Online in Medium, David Spiegelhalter, a statistician at Cambridge University in England, wrote of the study’s conclusion: “Claiming there is no ‘safe’ level does not seem an argument for abstention. There is no safe level of driving, but governments do not recommend that people avoid driving.”
The researchers relied on sales data and surveys to estimate the prevalence of drinking in each country and calculated alcohol consumption in standard drinks daily, defined as 10 grams, or about one-third of an ounce, of pure ethyl alcohol — the equivalent of 3.4 ounces of red wine at 13 percent alcohol, 12 ounces of beer at 3.5 percent alcohol or one ounce of 80-proof whiskey.
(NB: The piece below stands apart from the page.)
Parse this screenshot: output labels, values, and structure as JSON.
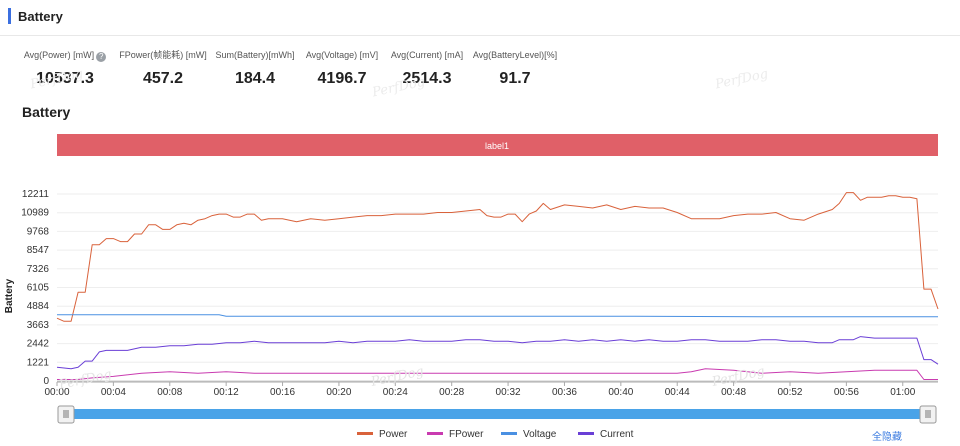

They also devised a method for distinguishing alcohol consumption among tourists from that of resident populations, and linked consumption data to 23 health outcomes, ranging from car accidents, suicides and tuberculosis, to liver cirrhosis, cardiovascular disease and cancers.
“The main difference between alcohol and smoking is that no one is surprised that smoking is bad,” said the lead author, Emmanuela Gakidou, a professor of health metrics sciences at the University of Washington.
该研究的第一作者、华盛顿大学(University of Washington)的健康计量科学教授埃马努埃拉.贾齐杜(Emmanuela Gakidou)说，“酒精和吸烟之间的主要区别是，没人会对抽烟不好感到惊讶。”
“But there’s a lot of surprise, even among experts, that alcohol is as bad for you as it is.”
Many studies and most health guidelines suggest that moderate drinking — one or two drinks a day — is safe and may even reduce the risk of heart disease, stroke or diabetes.